Lord, we ask that You would soften their heart toward You. Help them to release their anger and resentment, not because what happened was okay, but because holding onto it only hurts them further. Fill them with Your Holy Spirit and give them the strength to forgive, even when it feels impossible.

We pray for restoration, restoration of trust, restoration of hope, and restoration of their relationship with You. Surround them with people who will speak truth and love into their life. Give them the courage to seek help and the faith to believe that You are working all things together for their good (Romans 8:28).

In the mighty name of Jesus, we pray. Amen.

We want you to know that your pain matters to God, and it matters to us. You are not forgotten, and you are not beyond His reach. Keep seeking Him, even in the darkness, because He is there. "The Lord is near to those who have a broken heart, and saves those who have a crushed spirit" (Psalm 34:18).
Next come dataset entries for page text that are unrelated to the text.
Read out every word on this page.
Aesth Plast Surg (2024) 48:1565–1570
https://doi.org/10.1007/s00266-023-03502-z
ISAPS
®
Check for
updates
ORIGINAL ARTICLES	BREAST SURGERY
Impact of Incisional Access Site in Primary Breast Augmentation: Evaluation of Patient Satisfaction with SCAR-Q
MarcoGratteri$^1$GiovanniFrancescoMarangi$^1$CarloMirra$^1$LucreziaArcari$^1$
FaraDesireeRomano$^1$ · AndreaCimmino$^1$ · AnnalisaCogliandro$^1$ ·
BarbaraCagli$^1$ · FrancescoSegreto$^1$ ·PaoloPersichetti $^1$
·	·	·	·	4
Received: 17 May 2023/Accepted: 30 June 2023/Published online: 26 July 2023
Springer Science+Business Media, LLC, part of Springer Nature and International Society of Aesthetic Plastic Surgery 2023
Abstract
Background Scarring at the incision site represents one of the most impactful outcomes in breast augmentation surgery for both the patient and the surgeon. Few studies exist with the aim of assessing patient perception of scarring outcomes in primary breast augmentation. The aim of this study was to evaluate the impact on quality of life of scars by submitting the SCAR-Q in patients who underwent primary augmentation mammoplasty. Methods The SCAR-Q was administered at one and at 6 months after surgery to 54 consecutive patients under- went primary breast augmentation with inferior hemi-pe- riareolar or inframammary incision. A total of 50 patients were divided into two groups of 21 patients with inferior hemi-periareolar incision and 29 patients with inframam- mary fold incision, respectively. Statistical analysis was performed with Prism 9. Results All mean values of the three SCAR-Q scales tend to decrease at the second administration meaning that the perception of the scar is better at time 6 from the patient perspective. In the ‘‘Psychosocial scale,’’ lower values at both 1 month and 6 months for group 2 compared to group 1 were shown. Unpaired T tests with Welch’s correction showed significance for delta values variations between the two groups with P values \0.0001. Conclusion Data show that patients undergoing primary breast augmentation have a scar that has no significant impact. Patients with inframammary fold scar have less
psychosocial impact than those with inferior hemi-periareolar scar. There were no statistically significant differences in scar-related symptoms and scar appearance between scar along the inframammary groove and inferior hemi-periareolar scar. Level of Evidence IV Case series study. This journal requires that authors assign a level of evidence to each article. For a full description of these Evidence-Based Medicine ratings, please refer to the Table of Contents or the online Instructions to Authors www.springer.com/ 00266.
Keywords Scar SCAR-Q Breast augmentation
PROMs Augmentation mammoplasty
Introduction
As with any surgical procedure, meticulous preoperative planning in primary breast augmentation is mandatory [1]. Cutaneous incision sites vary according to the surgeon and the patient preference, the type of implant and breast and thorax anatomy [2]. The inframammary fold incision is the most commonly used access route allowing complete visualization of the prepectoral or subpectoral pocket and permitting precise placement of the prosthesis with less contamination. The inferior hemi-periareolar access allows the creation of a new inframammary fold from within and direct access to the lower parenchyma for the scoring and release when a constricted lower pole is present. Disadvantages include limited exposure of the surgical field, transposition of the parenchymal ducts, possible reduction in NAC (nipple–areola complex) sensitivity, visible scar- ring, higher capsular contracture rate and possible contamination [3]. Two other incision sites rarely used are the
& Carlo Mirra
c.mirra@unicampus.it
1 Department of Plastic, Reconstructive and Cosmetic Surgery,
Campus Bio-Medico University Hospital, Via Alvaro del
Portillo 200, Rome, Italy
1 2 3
You are deeply loved.
 
We’ve sat with what you shared and it’s clear how deeply this wound cuts into your heart. Your anger isn’t just about what happened, it’s about the way it’s made you question whether God truly sees you or loves you the way a father should. Those are the honest cries of someone who believed in Him, only to feel abandoned by Him in the worst possible way. We want you to know that your heart isn’t wrong for feeling this way. God can handle our raw, unfiltered truth, and He’d rather we bring it to Him than bury it inside where it festers.

When we look at Jesus on the cross, it’s impossible to say He doesn’t understand betrayal, abandonment, or suffering. He felt the full weight of it all so we wouldn’t have to carry it alone. Every tear you’ve cried, every night you’ve lain awake wrestling with this pain, He was there with you in it, even when it felt like He wasn’t. That doesn’t erase the wrong done to you, but it does mean you’re not as alone as it feels.

We also want to gently remind you that healing isn’t about pretending everything is okay or forcing yourself to feel something you don’t. It’s okay to still feel the anger, the grief, the distrust. Those are signs that something inside you is still fighting for what’s right, that’s love in its rawest form, and God honors that. But don’t let the wound define your forever. This pain doesn’t get the last word in your story.

Would you be open to writing down every single thought you have about this, no filter, no judgment? Sometimes putting it on paper helps us see things clearer and gives God room to meet us right where we are. And if you haven’t already, consider reaching out to someone safe who can walk with you through this. You don’t have to carry it alone, and God’s heart is for you to be held, heard, and healed.

Jesus, we ask that You would meet our brother or sister in the raw, unhealed places of their heart. Wrap them in Your presence when the memories feel too heavy. Break the chains of bitterness and replace them with Your peace that passes understanding. Let them feel Your nearness today, even in the midst of the storm. Heal the places where trust was shattered, and remind them that You are a God who turns ashes into beauty. Surround them with people who reflect Your love, and give them courage to take the next step toward healing. We pray all of this in Your mighty name.